The KTM corridor would make a wonderful "rails to trails" type project. It would be tragic not to preserve this right-of-way for non-motorised transport. Such a park connector could provide a direct, flat, bicycle route free of road-crossings all the way to the edge of the financial district at Tanjung Pagar from Woodlands via Upper Bukit Timah, Ghim Moh/Holland Village, Biopolis and Queenstown. Right now, the PCN network is rather disjointed (see the map below).

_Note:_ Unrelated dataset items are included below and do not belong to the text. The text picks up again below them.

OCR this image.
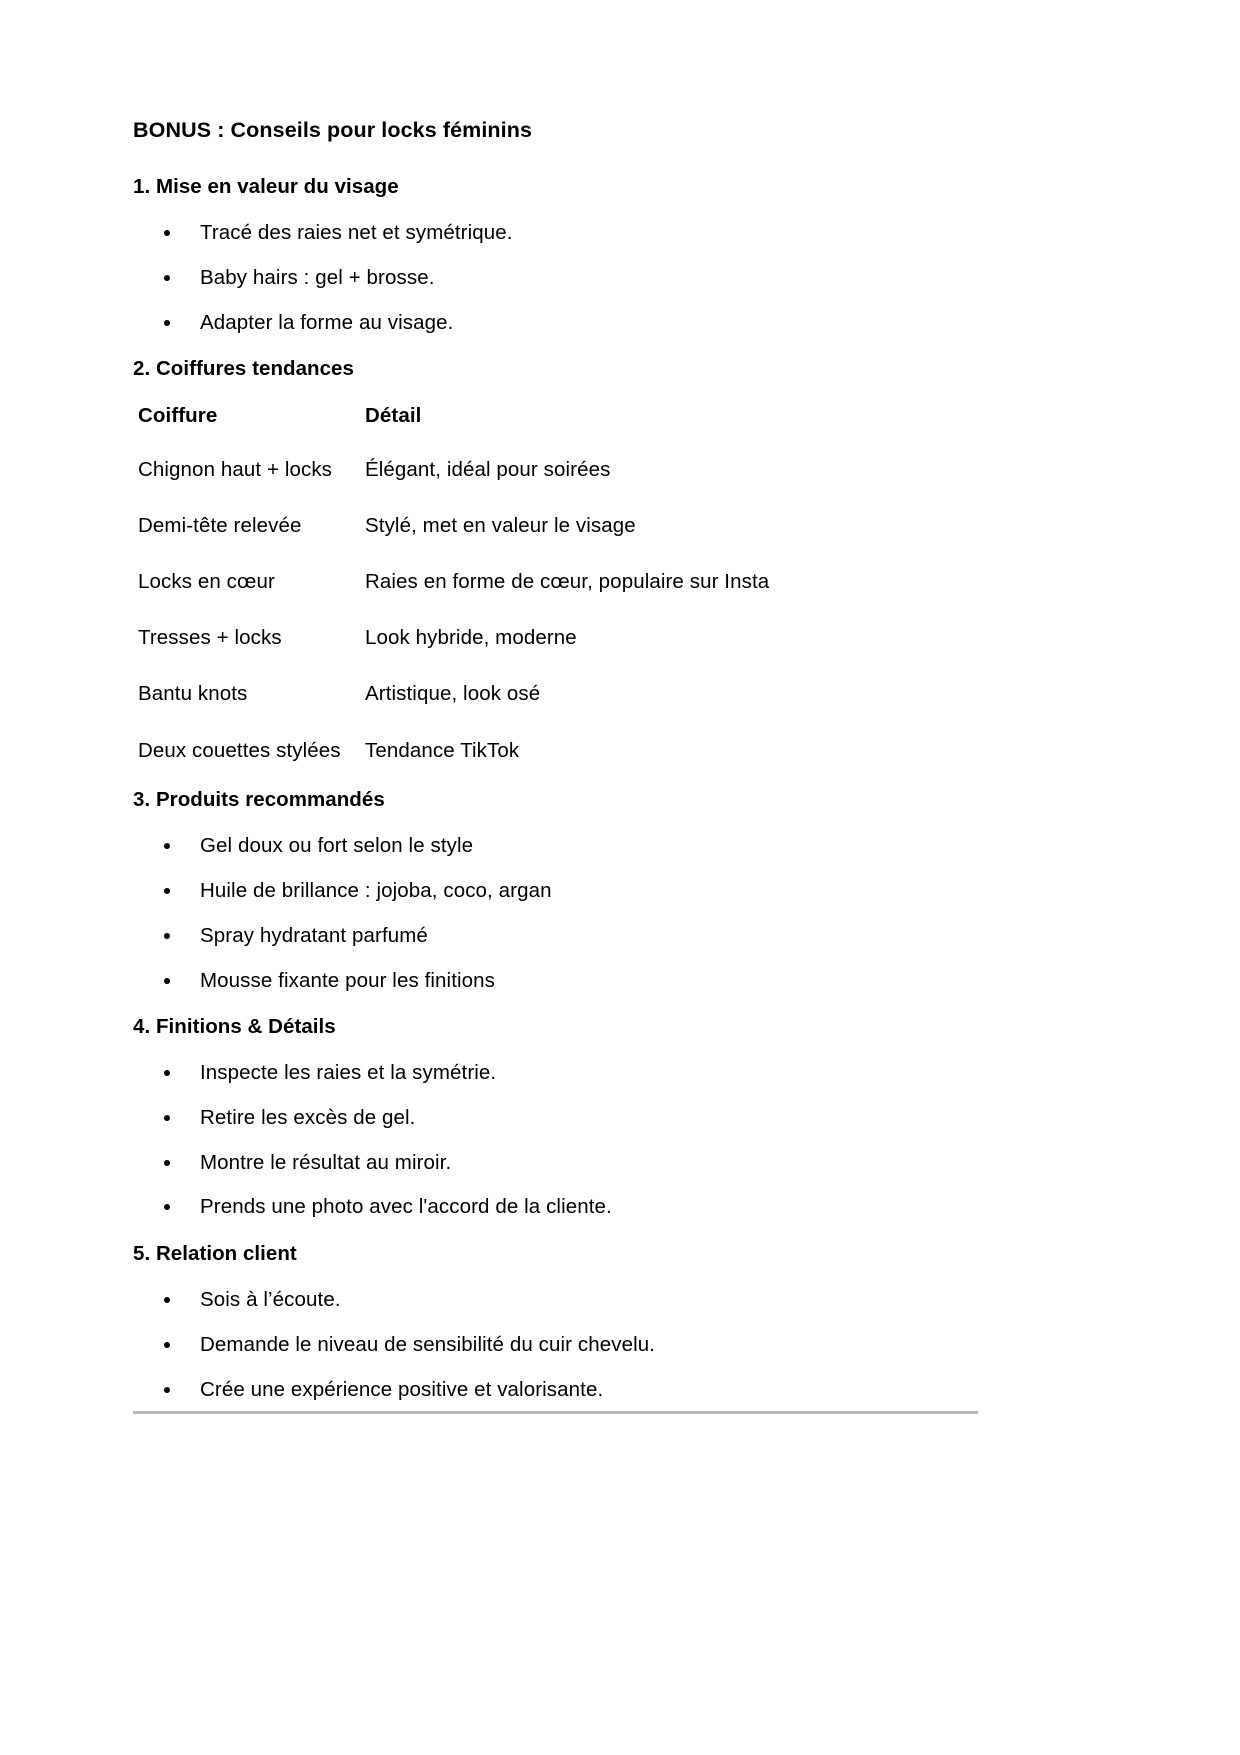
BONUS : Conseils pour locks féminins
1. Mise en valeur du visage
Tracé des raies net et symétrique.
Baby hairs : gel + brosse.
Adapter la forme au visage.
2. Coiffures tendances
Coiffure	Détail
Chignon haut + locks	Élégant, idéal pour soirées
Demi-tête relevée	Stylé, met en valeur le visage
Locks en cœur	Raies en forme de cœur, populaire sur Insta
Tresses + locks	Look hybride, moderne
Bantu knots	Artistique, look osé
Deux couettes stylées	Tendance TikTok
3. Produits recommandés
Gel doux ou fort selon le style
Huile de brillance : jojoba, coco, argan
Spray hydratant parfumé
Mousse fixante pour les finitions
4. Finitions & Détails
Inspecte les raies et la symétrie.
Retire les excès de gel.
Montre le résultat au miroir.
Prends une photo avec l'accord de la cliente.
5. Relation client
Sois à l’écoute.
Demande le niveau de sensibilité du cuir chevelu.
Crée une expérience positive et valorisante.
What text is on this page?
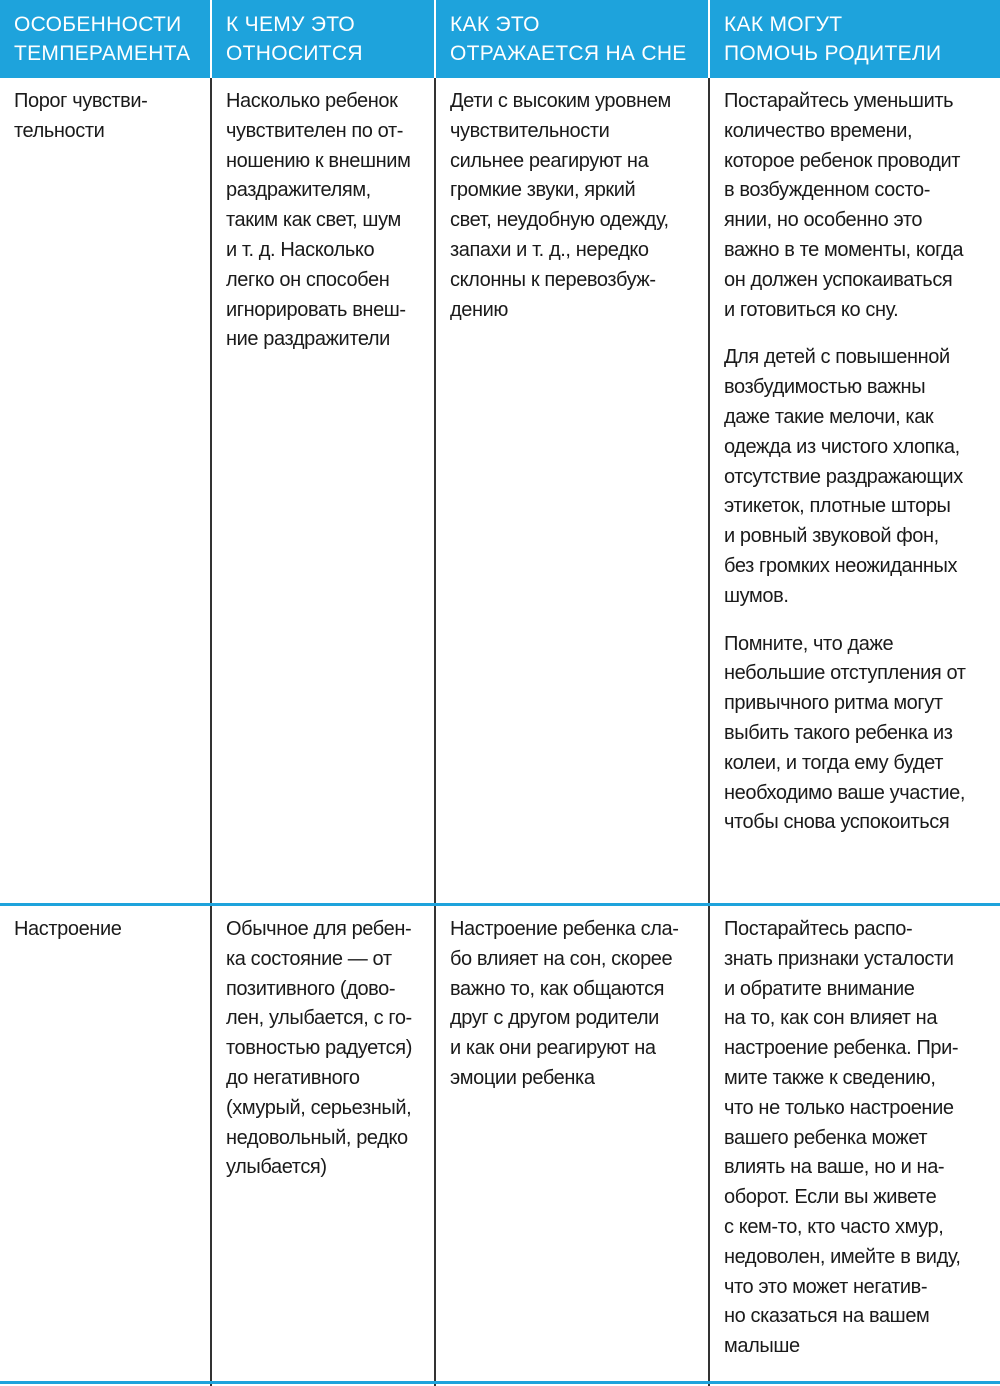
ОСОБЕННОСТИ
ТЕМПЕРАМЕНТА
К ЧЕМУ ЭТО
ОТНОСИТСЯ
КАК ЭТО
ОТРАЖАЕТСЯ НА СНЕ
КАК МОГУТ
ПОМОЧЬ РОДИТЕЛИ

Порог чувстви-
тельности

Насколько ребенок
чувствителен по от-
ношению к внешним
раздражителям,
таким как свет, шум
и т. д. Насколько
легко он способен
игнорировать внеш-
ние раздражители

Дети с высоким уровнем
чувствительности
сильнее реагируют на
громкие звуки, яркий
свет, неудобную одежду,
запахи и т. д., нередко
склонны к перевозбуж-
дению

Постарайтесь уменьшить
количество времени,
которое ребенок проводит
в возбужденном состо-
янии, но особенно это
важно в те моменты, когда
он должен успокаиваться
и готовиться ко сну.

Для детей с повышенной
возбудимостью важны
даже такие мелочи, как
одежда из чистого хлопка,
отсутствие раздражающих
этикеток, плотные шторы
и ровный звуковой фон,
без громких неожиданных
шумов.

Помните, что даже
небольшие отступления от
привычного ритма могут
выбить такого ребенка из
колеи, и тогда ему будет
необходимо ваше участие,
чтобы снова успокоиться

Настроение	Обычное для ребен-
ка состояние — от
позитивного (дово-
лен, улыбается, с го-
товностью радуется)
до негативного
(хмурый, серьезный,
недовольный, редко
улыбается)

Настроение ребенка сла-
бо влияет на сон, скорее
важно то, как общаются
друг с другом родители
и как они реагируют на
эмоции ребенка

Постарайтесь распо-
знать признаки усталости
и обратите внимание
на то, как сон влияет на
настроение ребенка. При-
мите также к сведению,
что не только настроение
вашего ребенка может
влиять на ваше, но и на-
оборот. Если вы живете
с кем-то, кто часто хмур,
недоволен, имейте в виду,
что это может негатив-
но сказаться на вашем
малыше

View NParks Park Connectors, Singapore in a larger map

[Update:  I made some small corrections to some details in this post 9 hours after first posting.]

Comments

  1. Two letters to the Straits Times forum page appeared today, both calling for a park connector use of the KTM corridor. See http://cyclinginsingapore.blogspot.com/2010/06/malaysian-railway-land-north-south.html

    ReplyDelete
  2. re the rail-to-trails idea for the KTM corridor, see also http://habitatnews.nus.edu.sg/index.php?entry=/cycling/20100603-ktm_land.txt where there is a google nice map of the corridor with comments relevant to the PCN idea.

    ReplyDelete
  3. From what I have heard, developers interests were important in encouraging the recent agreement. Singapore's citizens may need to fight hard to get the Malaysian Corridor reused in a way that serves their best interests and needs.